Officer Staffing Levels

Ingleside Station has three new lieutenants, filling its vacancies. Several sergeants were recently promoted and transferred elsewhere. Replacements will be transferred in October. Capt. McFadden said he felt like an National Football League coach during the draft.

Crocker Amazon Park

After the numerous shootings and murders in the park, a fixed footbeat has been started. Motorcycle and horse mounted officers are also patrolling. The park and the intersection of Geneva Avenue and Mission Street are the epicenters of Ingleside Police District’s crime, the captain said. Nortenos from Daly City have been coming to the area.

Heat Wave

Capt. McFadden said there is a crime uptick coming in October when the weather heats up. Also, many homeless have been pushed out of downtown and are moving south to the Mission Police Station’s District as well as Ingleside’s jurisdiction.

Capt. McFadden answered many questions from the audience ranging from concerns about medical cannabis dispensary patrons smoking in the neighborhood to how to install security cameras.

One attendee said Department of Parking and Traffic officers are not ticketing recreational vehicles on Alemany Boulevard despite there being a ban on oversize vehicles on the street.

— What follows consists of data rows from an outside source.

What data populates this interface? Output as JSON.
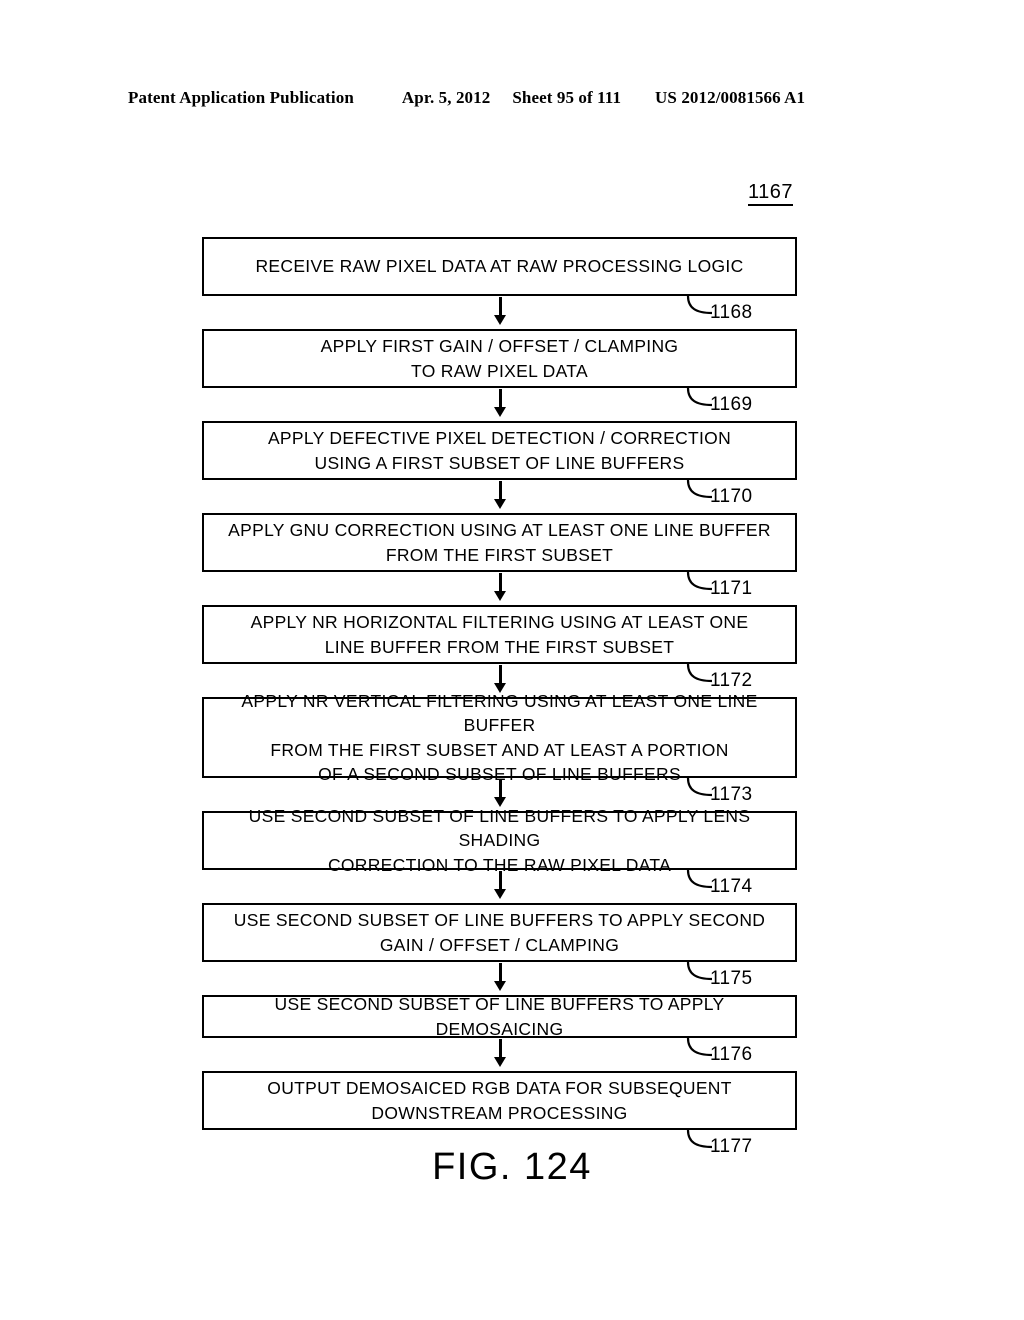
{
  "header": {
    "publication": "Patent Application Publication",
    "date": "Apr. 5, 2012",
    "sheet": "Sheet 95 of 111",
    "patent_number": "US 2012/0081566 A1"
  },
  "figure": {
    "reference_numeral": "1167",
    "caption": "FIG. 124",
    "boxes": [
      {
        "id": "1168",
        "lines": [
          "RECEIVE RAW  PIXEL DATA AT RAW  PROCESSING  LOGIC"
        ],
        "text": "RECEIVE RAW  PIXEL DATA AT RAW  PROCESSING  LOGIC"
      },
      {
        "id": "1169",
        "lines": [
          "APPLY  FIRST  GAIN  / OFFSET / CLAMPING",
          "TO  RAW   PIXEL  DATA"
        ],
        "text": "APPLY FIRST GAIN /OFFSET /CLAMPING TO RAW PIXEL DATA"
      },
      {
        "id": "1170",
        "lines": [
          "APPLY  DEFECTIVE  PIXEL  DETECTION  / CORRECTION",
          "USING  A  FIRST  SUBSET  OF  LINE  BUFFERS"
        ],
        "text": "APPLY DEFECTIVE PIXEL DETECTION /CORRECTION USING A FIRST SUBSET OF LINE BUFFERS"
      },
      {
        "id": "1171",
        "lines": [
          "APPLY  GNU  CORRECTION  USING  AT  LEAST  ONE  LINE  BUFFER",
          "FROM  THE  FIRST  SUBSET"
        ],
        "text": "APPLY GNU CORRECTION USING AT LEAST ONE LINE BUFFER FROM THE FIRST SUBSET"
      },
      {
        "id": "1172",
        "lines": [
          "APPLY  NR  HORIZONTAL  FILTERING  USING  AT  LEAST  ONE",
          "LINE  BUFFER  FROM  THE  FIRST  SUBSET"
        ],
        "text": "APPLY NR HORIZONTAL FILTERING USING AT LEAST ONE LINE BUFFER FROM THE FIRST SUBSET"
      },
      {
        "id": "1173",
        "lines": [
          "APPLY  NR  VERTICAL  FILTERING  USING  AT  LEAST  ONE  LINE  BUFFER",
          "FROM  THE  FIRST  SUBSET  AND  AT  LEAST  A  PORTION",
          "OF  A  SECOND  SUBSET  OF  LINE  BUFFERS"
        ],
        "text": "APPLY NR VERTICAL FILTERING USING AT LEAST ONE LINE BUFFER FROM THE FIRST SUBSET AND AT LEAST A PORTION OF A SECOND SUBSET OF LINE BUFFERS"
      },
      {
        "id": "1174",
        "lines": [
          "USE  SECOND  SUBSET  OF  LINE  BUFFERS  TO  APPLY LENS SHADING",
          "CORRECTION  TO  THE  RAW   PIXEL  DATA"
        ],
        "text": "USE SECOND SUBSET OF LINE BUFFERS TO APPLY LENS SHADING CORRECTION TO THE RAW PIXEL DATA"
      },
      {
        "id": "1175",
        "lines": [
          "USE  SECOND  SUBSET  OF  LINE  BUFFERS  TO  APPLY  SECOND",
          "GAIN  / OFFSET / CLAMPING"
        ],
        "text": "USE SECOND SUBSET OF LINE BUFFERS TO APPLY SECOND GAIN /OFFSET /CLAMPING"
      },
      {
        "id": "1176",
        "lines": [
          "USE  SECOND  SUBSET  OF  LINE  BUFFERS  TO  APPLY  DEMOSAICING"
        ],
        "text": "USE SECOND SUBSET OF LINE BUFFERS TO APPLY DEMOSAICING"
      },
      {
        "id": "1177",
        "lines": [
          "OUTPUT  DEMOSAICED  RGB  DATA  FOR  SUBSEQUENT",
          "DOWNSTREAM   PROCESSING"
        ],
        "text": "OUTPUT DEMOSAICED RGB DATA FOR SUBSEQUENT DOWNSTREAM PROCESSING"
      }
    ]
  },
  "colors": {
    "ink": "#000000",
    "paper": "#ffffff"
  }
}
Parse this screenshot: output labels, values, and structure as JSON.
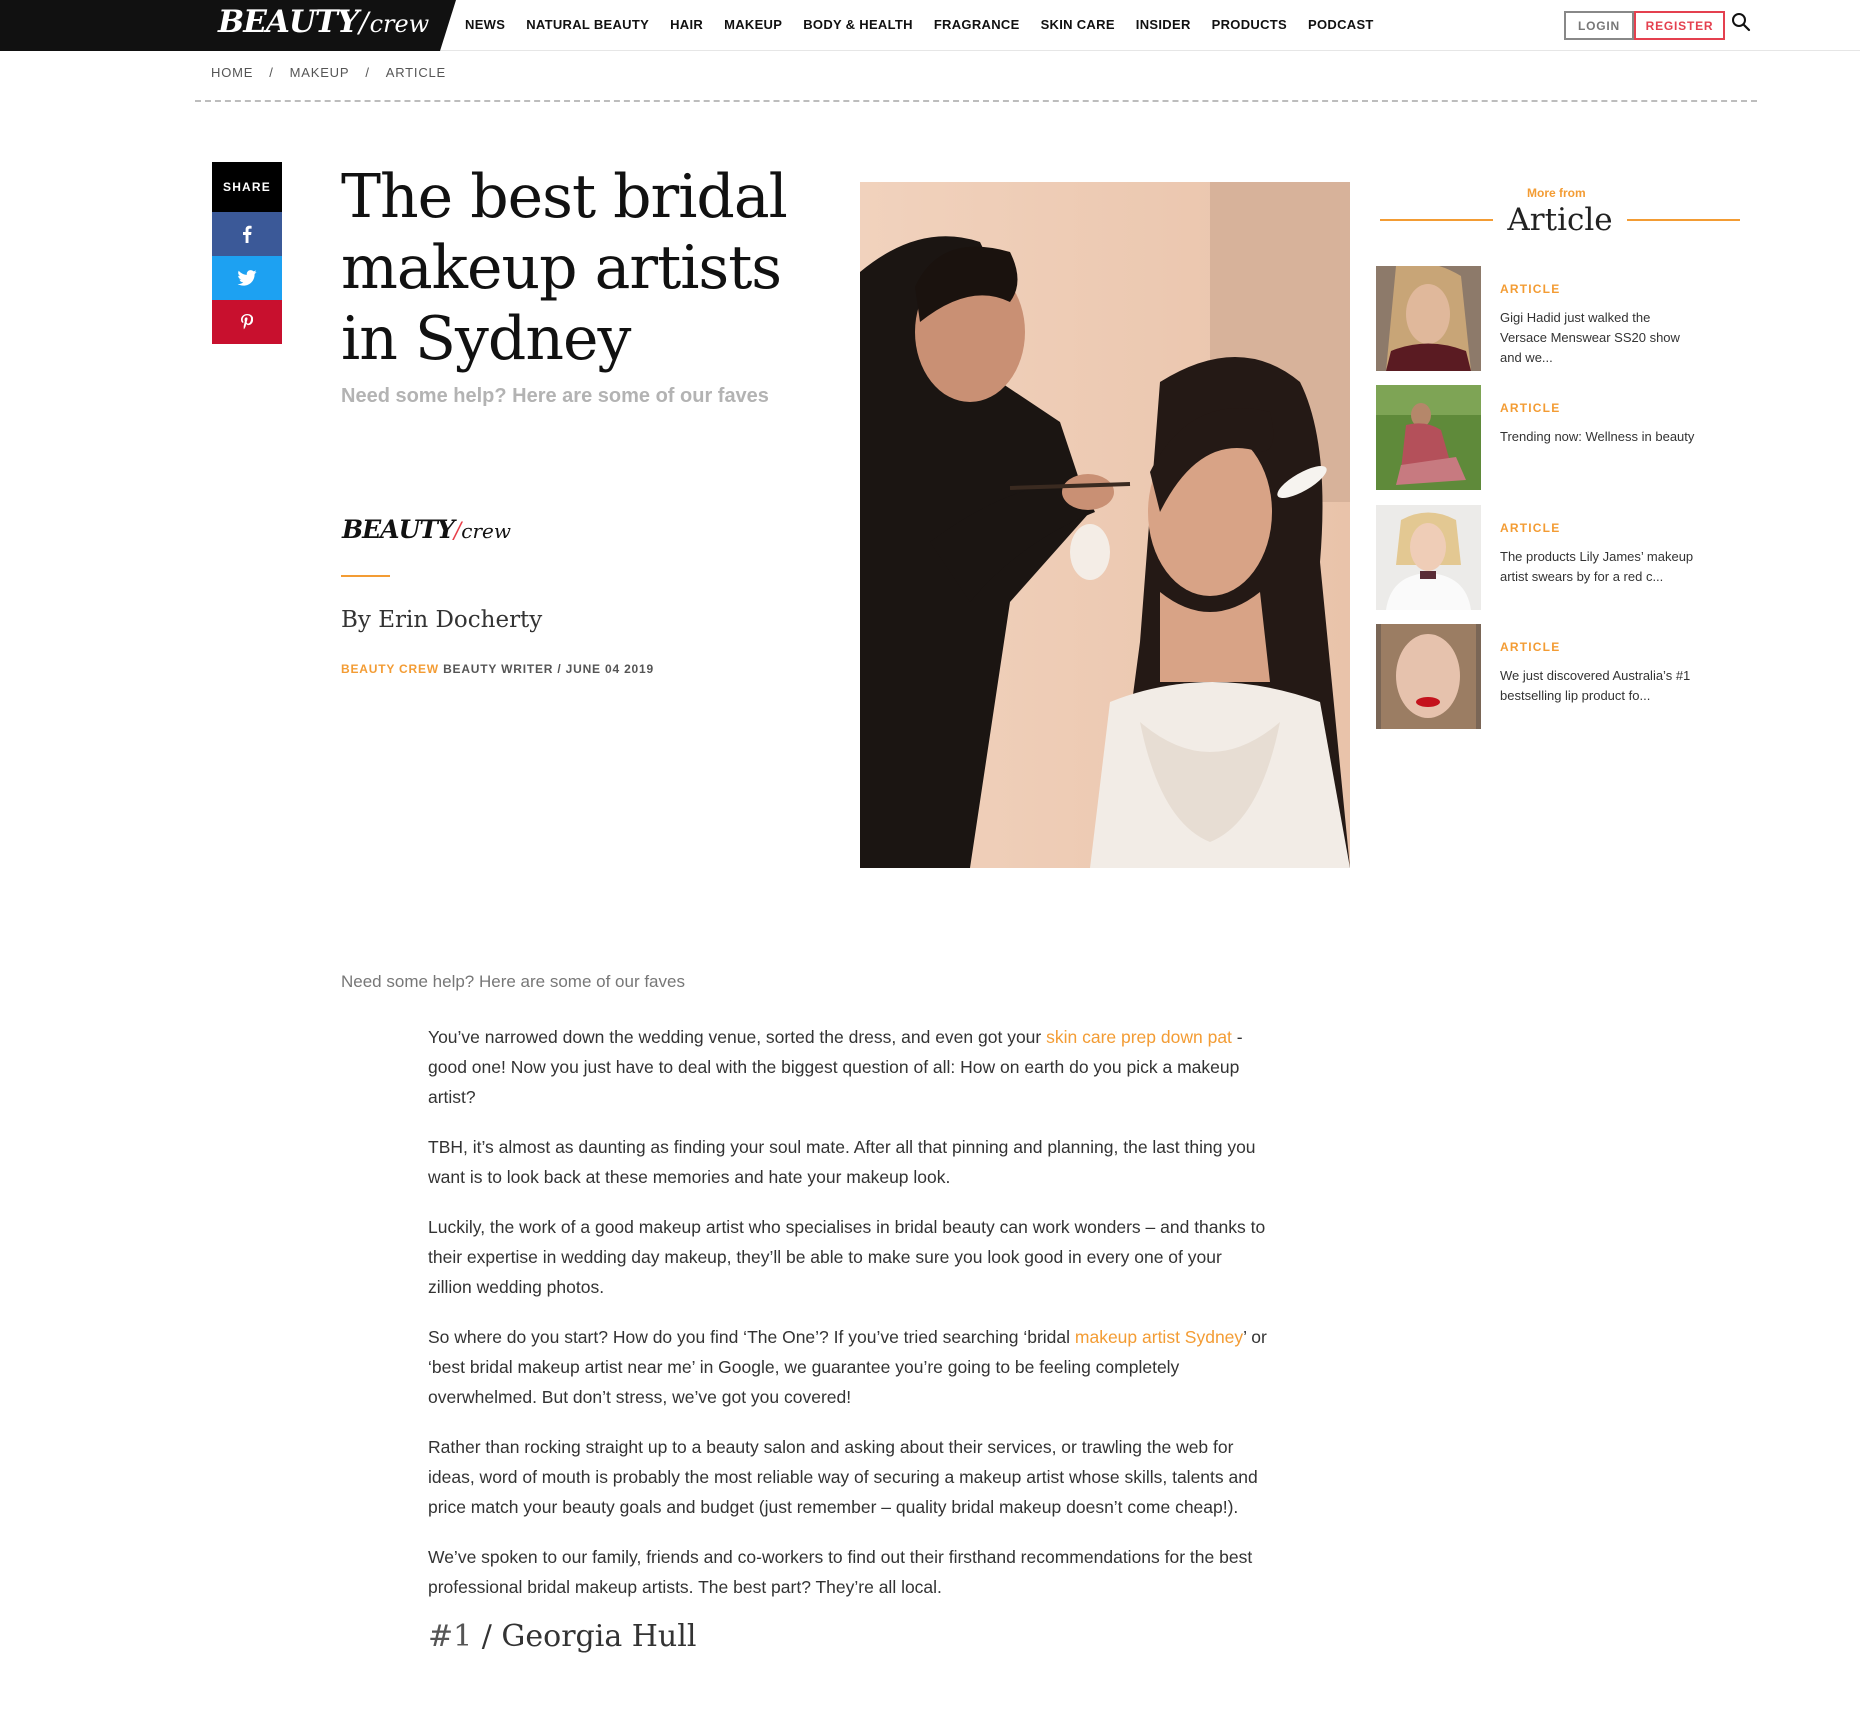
{
  "header": {
    "logo": {
      "beauty": "BEAUTY",
      "slash": "/",
      "crew": "crew"
    },
    "nav": [
      "NEWS",
      "NATURAL BEAUTY",
      "HAIR",
      "MAKEUP",
      "BODY & HEALTH",
      "FRAGRANCE",
      "SKIN CARE",
      "INSIDER",
      "PRODUCTS",
      "PODCAST"
    ],
    "login_label": "LOGIN",
    "register_label": "REGISTER"
  },
  "breadcrumb": {
    "home": "HOME",
    "section": "MAKEUP",
    "current": "ARTICLE",
    "separator": "/"
  },
  "share": {
    "label": "SHARE"
  },
  "article": {
    "title": "The best bridal makeup artists in Sydney",
    "subtitle": "Need some help? Here are some of our faves",
    "brand": {
      "beauty": "BEAUTY",
      "slash": "/",
      "crew": "crew"
    },
    "byline": "By Erin Docherty",
    "meta_org": "BEAUTY CREW",
    "meta_rest": "BEAUTY WRITER / JUNE 04 2019",
    "standfirst": "Need some help? Here are some of our faves",
    "p1_a": "You’ve narrowed down the wedding venue, sorted the dress, and even got your ",
    "p1_link": "skin care prep down pat",
    "p1_b": " - good one! Now you just have to deal with the biggest question of all: How on earth do you pick a makeup artist?",
    "p2": "TBH, it’s almost as daunting as finding your soul mate. After all that pinning and planning, the last thing you want is to look back at these memories and hate your makeup look.",
    "p3": "Luckily, the work of a good makeup artist who specialises in bridal beauty can work wonders – and thanks to their expertise in wedding day makeup, they’ll be able to make sure you look good in every one of your zillion wedding photos.",
    "p4_a": "So where do you start? How do you find ‘The One’? If you’ve tried searching ‘bridal ",
    "p4_link": "makeup artist Sydney",
    "p4_b": "’ or ‘best bridal makeup artist near me’ in Google, we guarantee you’re going to be feeling completely overwhelmed. But don’t stress, we’ve got you covered!",
    "p5": "Rather than rocking straight up to a beauty salon and asking about their services, or trawling the web for ideas, word of mouth is probably the most reliable way of securing a makeup artist whose skills, talents and price match your beauty goals and budget (just remember – quality bridal makeup doesn’t come cheap!).",
    "p6": "We’ve spoken to our family, friends and co-workers to find out their firsthand recommendations for the best professional bridal makeup artists. The best part? They’re all local.",
    "h_num": "#1",
    "h_text": " / Georgia Hull"
  },
  "sidebar": {
    "more_from": "More from",
    "heading": "Article",
    "items": [
      {
        "tag": "ARTICLE",
        "text": "Gigi Hadid just walked the Versace Menswear SS20 show and we..."
      },
      {
        "tag": "ARTICLE",
        "text": "Trending now: Wellness in beauty"
      },
      {
        "tag": "ARTICLE",
        "text": "The products Lily James’ makeup artist swears by for a red c..."
      },
      {
        "tag": "ARTICLE",
        "text": "We just discovered Australia’s #1 bestselling lip product fo..."
      }
    ]
  },
  "colors": {
    "accent": "#f39c34",
    "register": "#e4404f",
    "facebook": "#3b5998",
    "twitter": "#1da1f2",
    "pinterest": "#c8102e"
  }
}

After Capt. McFadden, Archie Wong, who took over as the neighborhood District Attorney for Ingleside and Tenderloin stations in August, spoke about himself and the DA’s work. Wong became an Assistant District Attorney ten years ago after practicing law for ten years. He previously focused on elder abuse cases.

Wong told attendees to be mindful of their surroundings, particularly at ATMs. He also spoke about District Attorney George Gascon’s initiative to locate all of the security cameras in the city so law enforcement can use relevant footage in prosecutions. He also warned about phone and email scams.

Joelle Kenealey, a member of Ingleside Station’s Community Police Advisory Board and president of the Outer Mission Merchants and Residents Association, and Cayuga Community Connectors’ Patti Spaniak, who leads the organization’s effort to help seniors age in place, helped organize the meeting.

At the end of the meeting, Spaniak provided coffee and cookies for the captain to take back to the station.